Des causes d’une diminution de la pauvreté et d’une déformation spécifique de la distribution des revenus
En nous limitant aux deux causes analysées précédemment, nous allons montrer comment elles agissent sur la pauvreté et le profil de la distribution des revenus lorsque la hausse des priy, est fortement réduite et la croissance de retour. Dans un cas, il y a un effet quasi mécanique d’amélioration de la situation, dans l’autre, l’effet n’est pas certain.
a) Avec la baisse du taux d’inflation, l’appauvrissement perd une de ses causes car les mécanismes qui amputent le salaire réel cessent d’oeuvrer. Dans le meilleur des cas, si l’indexation est maintenue, ce qui est rarement le cas durablement et surtout si la dollarisation est décrétée, alors effectivement les encaisses réelles augmentent du fait du différentiel de prix entre le passé et le futur. La décélération de la hausse des prix constitue la principale cause d’arrêt et d’inversion de l’appauvrissement. L’ampleur de la diminution de la pauvreté absolue dépend de l’importance de la décélération de la hausse des prix, de la distribution des revenus au delà de la ligne de pauvreté.

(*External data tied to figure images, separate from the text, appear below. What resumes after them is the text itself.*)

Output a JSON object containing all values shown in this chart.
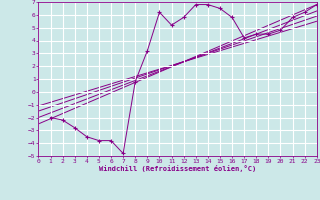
{
  "xlabel": "Windchill (Refroidissement éolien,°C)",
  "background_color": "#cce8e8",
  "line_color": "#880088",
  "grid_color": "#ffffff",
  "xlim": [
    0,
    23
  ],
  "ylim": [
    -5,
    7
  ],
  "xticks": [
    0,
    1,
    2,
    3,
    4,
    5,
    6,
    7,
    8,
    9,
    10,
    11,
    12,
    13,
    14,
    15,
    16,
    17,
    18,
    19,
    20,
    21,
    22,
    23
  ],
  "yticks": [
    -5,
    -4,
    -3,
    -2,
    -1,
    0,
    1,
    2,
    3,
    4,
    5,
    6,
    7
  ],
  "scatter_x": [
    1,
    2,
    3,
    4,
    5,
    6,
    7,
    8,
    9,
    10,
    11,
    12,
    13,
    14,
    15,
    16,
    17,
    18,
    19,
    20,
    21,
    22,
    23
  ],
  "scatter_y": [
    -2.0,
    -2.2,
    -2.8,
    -3.5,
    -3.8,
    -3.8,
    -4.8,
    0.8,
    3.2,
    6.2,
    5.2,
    5.8,
    6.8,
    6.8,
    6.5,
    5.8,
    4.2,
    4.5,
    4.5,
    4.8,
    5.8,
    6.2,
    6.8
  ],
  "line1_x": [
    0,
    23
  ],
  "line1_y": [
    -2.5,
    6.8
  ],
  "line2_x": [
    0,
    23
  ],
  "line2_y": [
    -2.0,
    6.3
  ],
  "line3_x": [
    0,
    23
  ],
  "line3_y": [
    -1.5,
    5.9
  ],
  "line4_x": [
    0,
    23
  ],
  "line4_y": [
    -1.1,
    5.5
  ]
}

b) La reprise peut s’accompagner d’une création ou d’une diminution nette d’emplois, d’une augmentation ou d’une baisse des salaires réels, d’une transformation de la nature des emplois. Ces trois effets modifient la distribution des revenus. Moins de pauvres, davantage concentrés près de la ligne de pauvreté, mais aussi tendance lourde à une concentration de revenus de l’autre côté de cette ligne et distanciation plus grande d’une faible fraction, la plus aisée, de la ligne de pauvreté. Ce nouveau profil de la distribution des revenus résulte de l’action combinée des deux effets que sont la chute de l’inflation et la reprise de la croissance. C’est l’analyse du second effet sur la pauvreté et le profil de la distribution des revenus que nous allons analyser.

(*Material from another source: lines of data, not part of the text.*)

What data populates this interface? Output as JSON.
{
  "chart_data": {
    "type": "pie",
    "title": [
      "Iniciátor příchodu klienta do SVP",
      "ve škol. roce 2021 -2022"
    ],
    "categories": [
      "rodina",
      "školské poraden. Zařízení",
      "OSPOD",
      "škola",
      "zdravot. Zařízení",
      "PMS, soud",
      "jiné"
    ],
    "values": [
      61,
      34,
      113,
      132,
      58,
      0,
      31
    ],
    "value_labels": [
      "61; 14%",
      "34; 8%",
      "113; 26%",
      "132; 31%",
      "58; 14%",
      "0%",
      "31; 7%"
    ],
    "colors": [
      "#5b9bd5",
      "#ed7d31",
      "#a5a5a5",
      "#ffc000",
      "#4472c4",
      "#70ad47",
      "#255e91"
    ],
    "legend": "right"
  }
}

La création d’emplois est d’autant plus élevée que les capacités de production sont davantage utilisée. Lorsqu’il y a des capacités de production oisives importantes, les goulets d’étranglement du côté de l’offre sont faibles. L’accroissement de la demande de biens de consommation suite à la diminution de l’épargne de précaution, au retour partiel de revenus mis à l’étranger, l’augmentation du taux d’investissement, reflet d’une crédibilité retrouvée de la nouvelle politique économique du gouvernement, suscite une augmentation de l’emploi et une utilisation accrue de ses capacités de production des secteurs de biens de production et de consommation. Cette augmentation de l’emploi est source d’un nouvel accroissement de la demande effective qui génère un processus multiplicatif d’emploi.

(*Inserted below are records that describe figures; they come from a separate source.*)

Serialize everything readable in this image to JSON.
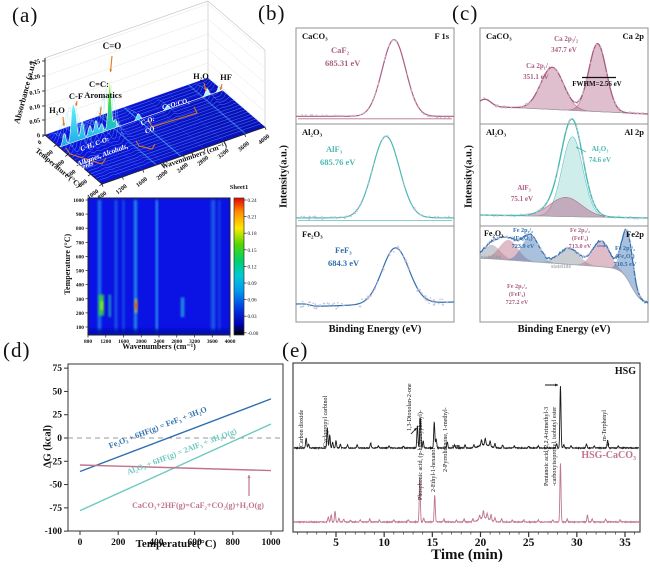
{
  "panel_labels": {
    "a": "(a)",
    "b": "(b)",
    "c": "(c)",
    "d": "(d)",
    "e": "(e)"
  },
  "colors": {
    "mauve": "#aa5f84",
    "teal": "#4cb8b2",
    "blue": "#2f6fae",
    "pink": "#c0758c",
    "orange": "#e87818",
    "heat_bg": "#0a12e4"
  },
  "chart_data": [
    {
      "id": "ftir-3d",
      "type": "area",
      "ylabel": "Absorbance (a.u.)",
      "yticks": [
        "0.25",
        "0.20",
        "0.15",
        "0.10",
        "0.05",
        "0"
      ],
      "temp_label": "Temperature (°C)",
      "temp_ticks": [
        "0",
        "200",
        "400",
        "600",
        "800",
        "1000"
      ],
      "xlabel": "Wavenumbers (cm⁻¹)",
      "xticks": [
        "800",
        "1200",
        "1600",
        "2000",
        "2400",
        "2800",
        "3200",
        "3600",
        "4000"
      ],
      "peaks_wn_height": [
        [
          900,
          12
        ],
        [
          1060,
          34
        ],
        [
          1120,
          26
        ],
        [
          1250,
          18
        ],
        [
          1400,
          11
        ],
        [
          1520,
          14
        ],
        [
          1630,
          9
        ],
        [
          1790,
          48
        ],
        [
          1900,
          8
        ],
        [
          2350,
          6
        ],
        [
          2920,
          4
        ],
        [
          3700,
          7
        ],
        [
          3950,
          7
        ]
      ],
      "annotations": {
        "co": "C=O",
        "cc": "C=C:",
        "aromatics": "Aromatics",
        "cf": "C-F",
        "h2o_left": "H₂O",
        "h2o_right": "H₂O",
        "hf": "HF",
        "chco": "C-H, C-O:",
        "alkanes": "Alkanes, Alcohols,",
        "lipids": "Lipids",
        "co_r": "C-O:",
        "co_r2": "CO",
        "co2": "C=O:CO₂"
      }
    },
    {
      "id": "ftir-heatmap",
      "type": "heatmap",
      "colorbar_title": "Sheet1",
      "ylabel": "Temperature (°C)",
      "yticks": [
        "1000",
        "900",
        "800",
        "700",
        "600",
        "500",
        "400",
        "300",
        "200",
        "100"
      ],
      "xlabel": "Wavenumbers (cm⁻¹)",
      "xticks": [
        "800",
        "1200",
        "1600",
        "2000",
        "2400",
        "2800",
        "3200",
        "3600",
        "4000"
      ],
      "colorbar_ticks": [
        "0.24",
        "0.21",
        "0.18",
        "0.15",
        "0.12",
        "0.09",
        "0.06",
        "0.03",
        "-0.00"
      ],
      "streaks": [
        {
          "wn": 1060,
          "w": 80,
          "t1": 60,
          "t2": 1000,
          "color": "#2090e8",
          "op": 0.75
        },
        {
          "wn": 1100,
          "w": 120,
          "t1": 180,
          "t2": 330,
          "color": "#34d244",
          "op": 0.9
        },
        {
          "wn": 1110,
          "w": 50,
          "t1": 220,
          "t2": 285,
          "color": "#c8f018",
          "op": 0.85
        },
        {
          "wn": 1290,
          "w": 50,
          "t1": 170,
          "t2": 330,
          "color": "#28c8a8",
          "op": 0.8
        },
        {
          "wn": 1430,
          "w": 60,
          "t1": 60,
          "t2": 1000,
          "color": "#2080e0",
          "op": 0.65
        },
        {
          "wn": 1600,
          "w": 45,
          "t1": 60,
          "t2": 1000,
          "color": "#2090e8",
          "op": 0.55
        },
        {
          "wn": 1870,
          "w": 70,
          "t1": 60,
          "t2": 1000,
          "color": "#28a8e8",
          "op": 0.8
        },
        {
          "wn": 1880,
          "w": 45,
          "t1": 200,
          "t2": 300,
          "color": "#f0c818",
          "op": 0.9
        },
        {
          "wn": 1885,
          "w": 20,
          "t1": 225,
          "t2": 278,
          "color": "#e84018",
          "op": 0.95
        },
        {
          "wn": 2350,
          "w": 30,
          "t1": 60,
          "t2": 1000,
          "color": "#30b8f0",
          "op": 0.9
        },
        {
          "wn": 2930,
          "w": 80,
          "t1": 170,
          "t2": 310,
          "color": "#28acdc",
          "op": 0.8
        },
        {
          "wn": 3620,
          "w": 100,
          "t1": 60,
          "t2": 1000,
          "color": "#2a8ce0",
          "op": 0.55
        },
        {
          "wn": 3760,
          "w": 30,
          "t1": 60,
          "t2": 1000,
          "color": "#2a8ce0",
          "op": 0.45
        }
      ]
    },
    {
      "id": "xps-f1s",
      "type": "line",
      "region_label": "F 1s",
      "ylabel": "Intensity(a.u.)",
      "xlabel": "Binding Energy (eV)",
      "subpanels": [
        {
          "sample": "CaCO₃",
          "species": "CaF₂",
          "energy": "685.31 eV",
          "center": 0.62,
          "sigma": 0.075,
          "amp": 1.0
        },
        {
          "sample": "Al₂O₃",
          "species": "AlF₃",
          "energy": "685.76 eV",
          "center": 0.57,
          "sigma": 0.085,
          "amp": 1.0
        },
        {
          "sample": "Fe₂O₃",
          "species": "FeF₃",
          "energy": "684.3 eV",
          "center": 0.63,
          "sigma": 0.085,
          "amp": 0.62
        }
      ]
    },
    {
      "id": "xps-cation",
      "type": "line",
      "ylabel": "Intensity(a.u.)",
      "xlabel": "Binding Energy (eV)",
      "subpanels": [
        {
          "sample": "CaCO₃",
          "region": "Ca 2p",
          "labels": {
            "p1a": "Ca 2p₃/₂",
            "p1b": "347.7 eV",
            "p2a": "Ca 2p₁/₂",
            "p2b": "351.1 eV",
            "fwhm": "FWHM=2.56 eV"
          },
          "components": [
            {
              "name": "Ca 2p3/2",
              "center": 0.7,
              "sigma": 0.052,
              "amp": 1.0
            },
            {
              "name": "Ca 2p1/2",
              "center": 0.43,
              "sigma": 0.068,
              "amp": 0.62
            }
          ]
        },
        {
          "sample": "Al₂O₃",
          "region": "Al 2p",
          "labels": {
            "main_a": "Al₂O₃",
            "main_b": "74.6 eV",
            "sec_a": "AlF₃",
            "sec_b": "75.1 eV"
          },
          "components": [
            {
              "name": "Al2O3",
              "center": 0.55,
              "sigma": 0.062,
              "amp": 1.0
            },
            {
              "name": "AlF3",
              "center": 0.51,
              "sigma": 0.095,
              "amp": 0.24
            }
          ]
        },
        {
          "sample": "Fe₂O₃",
          "region": "Fe2p",
          "labels": {
            "b1a": "Fe 2p₁/₂",
            "b1b": "(Fe₂O₃)",
            "b1c": "723.9 eV",
            "p1a": "Fe 2p₃/₂",
            "p1b": "(FeF₃)",
            "p1c": "713.0 eV",
            "b2a": "Fe 2p₃/₂",
            "b2b": "(Fe₂O₃)",
            "b2c": "710.5 eV",
            "p2a": "Fe 2p₁/₂",
            "p2b": "(FeF₃)",
            "p2c": "727.2 eV",
            "sat1": "statellite",
            "sat2": "statellite"
          },
          "components": [
            {
              "name": "satellite",
              "center": 0.07,
              "sigma": 0.05,
              "amp": 0.29
            },
            {
              "name": "FeF3 2p1/2",
              "center": 0.17,
              "sigma": 0.055,
              "amp": 0.42
            },
            {
              "name": "Fe2O3 2p1/2",
              "center": 0.3,
              "sigma": 0.05,
              "amp": 0.54
            },
            {
              "name": "satellite",
              "center": 0.53,
              "sigma": 0.06,
              "amp": 0.33
            },
            {
              "name": "FeF3 2p3/2",
              "center": 0.72,
              "sigma": 0.05,
              "amp": 0.54
            },
            {
              "name": "Fe2O3 2p3/2",
              "center": 0.875,
              "sigma": 0.032,
              "amp": 1.0
            }
          ]
        }
      ]
    },
    {
      "id": "gibbs",
      "type": "line",
      "ylabel": "ΔG (kcal)",
      "xlabel": "Temperature(°C)",
      "yticks": [
        "75",
        "50",
        "25",
        "0",
        "-25",
        "-50",
        "-75",
        "-100"
      ],
      "xticks": [
        "0",
        "200",
        "400",
        "600",
        "800",
        "1000"
      ],
      "ylim": [
        -100,
        75
      ],
      "xlim": [
        0,
        1000
      ],
      "series": [
        {
          "name": "Fe₂O₃ + 6HF(g) = FeF₃ + 3H₂O",
          "color": "#2f6fae",
          "points": [
            [
              0,
              -36
            ],
            [
              1000,
              42
            ]
          ]
        },
        {
          "name": "Al₂O₃ + 6HF(g) = 2AlF₃ + 3H₂O(g)",
          "color": "#6cc8c0",
          "points": [
            [
              0,
              -78
            ],
            [
              1000,
              15
            ]
          ]
        },
        {
          "name": "CaCO₃+2HF(g)=CaF₂+CO₂(g)+H₂O(g)",
          "color": "#c0758c",
          "points": [
            [
              0,
              -29
            ],
            [
              1000,
              -35
            ]
          ]
        }
      ]
    },
    {
      "id": "gcms",
      "type": "line",
      "xlabel": "Time (min)",
      "xticks": [
        5,
        10,
        15,
        20,
        25,
        30,
        35
      ],
      "xlim": [
        0.6,
        36.5
      ],
      "series": [
        {
          "name": "HSG",
          "color": "#1a1a1a",
          "peaks": [
            [
              1.9,
              10
            ],
            [
              2.15,
              4
            ],
            [
              4.1,
              20
            ],
            [
              4.35,
              13
            ],
            [
              4.65,
              6
            ],
            [
              5.0,
              7
            ],
            [
              5.45,
              4
            ],
            [
              6.2,
              3
            ],
            [
              7.2,
              3
            ],
            [
              8.6,
              5
            ],
            [
              9.4,
              2
            ],
            [
              10.5,
              2
            ],
            [
              12.0,
              2
            ],
            [
              13.45,
              22
            ],
            [
              13.75,
              30
            ],
            [
              14.05,
              7
            ],
            [
              15.2,
              26
            ],
            [
              15.4,
              9
            ],
            [
              16.55,
              6
            ],
            [
              17.3,
              3
            ],
            [
              18.4,
              3
            ],
            [
              19.3,
              3
            ],
            [
              20.1,
              5
            ],
            [
              20.5,
              6
            ],
            [
              21.0,
              5
            ],
            [
              21.5,
              4
            ],
            [
              22.3,
              3
            ],
            [
              23.5,
              2
            ],
            [
              25.0,
              2
            ],
            [
              26.0,
              2
            ],
            [
              27.9,
              4
            ],
            [
              28.3,
              62
            ],
            [
              28.65,
              3
            ],
            [
              29.4,
              2
            ],
            [
              31.0,
              4
            ],
            [
              31.8,
              2
            ],
            [
              33.2,
              8
            ],
            [
              34.3,
              2
            ]
          ]
        },
        {
          "name": "HSG-CaCO₃",
          "color": "#c0758c",
          "peaks": [
            [
              4.2,
              5
            ],
            [
              4.5,
              7
            ],
            [
              4.9,
              11
            ],
            [
              5.3,
              4
            ],
            [
              5.8,
              3
            ],
            [
              6.5,
              2
            ],
            [
              7.5,
              2
            ],
            [
              8.5,
              3
            ],
            [
              9.5,
              2
            ],
            [
              11.0,
              2
            ],
            [
              12.5,
              2
            ],
            [
              13.7,
              44
            ],
            [
              14.1,
              4
            ],
            [
              15.25,
              27
            ],
            [
              16.2,
              3
            ],
            [
              17.5,
              2
            ],
            [
              18.3,
              3
            ],
            [
              19.2,
              3
            ],
            [
              19.9,
              4
            ],
            [
              20.3,
              7
            ],
            [
              20.7,
              5
            ],
            [
              21.1,
              6
            ],
            [
              21.5,
              4
            ],
            [
              22.2,
              3
            ],
            [
              23.3,
              2
            ],
            [
              24.5,
              2
            ],
            [
              26.0,
              2
            ],
            [
              27.5,
              2
            ],
            [
              28.3,
              59
            ],
            [
              29.0,
              3
            ],
            [
              31.1,
              7
            ],
            [
              31.6,
              3
            ],
            [
              33.0,
              3
            ],
            [
              34.5,
              2
            ]
          ]
        }
      ],
      "compounds": [
        {
          "label": "Carbon dioxide",
          "t": 1.9
        },
        {
          "label": "Cyclopropyl carbinol",
          "t": 4.4
        },
        {
          "label": "1,3-Dioxolan-2-one",
          "t": 13.1
        },
        {
          "label": "Phosphonic acid, (p-hydroxyphenyl)-",
          "t": 14.2
        },
        {
          "label": "2-Ethyl-1-hexanol",
          "t": 15.5
        },
        {
          "label": "2-Pyrrolidinone, 1-methyl-",
          "t": 16.8
        },
        {
          "label": "Pentanoic acid, 2,2,4-trimethyl-3",
          "t": 27.3
        },
        {
          "label": "-carboxyisopropyl, isobutyl ester",
          "t": 28.1
        },
        {
          "label": "m-Terphenyl",
          "t": 33.3
        }
      ]
    }
  ]
}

La sortie de crise ne se limite pas à ce seul processus d’utilisation des capacités oisives. Les nouveaux investissements provoquent ces effets, certes, en amont sur le secteur des biens d’équipement, mais ils transforment aussi en profondeur l’appareil de production, sauf s’il s’agit de simples investissements d’extension. Dans le nouveau contexte international et la propagation de ses contraintes de coûts, de qualité, de nouveaux produits, facilitée par l’ouverture des échanges, ce n’est pas le cas. La restructuration de l’appareil industriel, entamée en négatif par des destructions de capital sans remplacement durant la crise, se poursuit avec la croissance mais avec création de nouvelles usines et/ou modernisation d’anciennes, et d’une manière générale un investissement plus intensif, substitutif de main d’oeuvre.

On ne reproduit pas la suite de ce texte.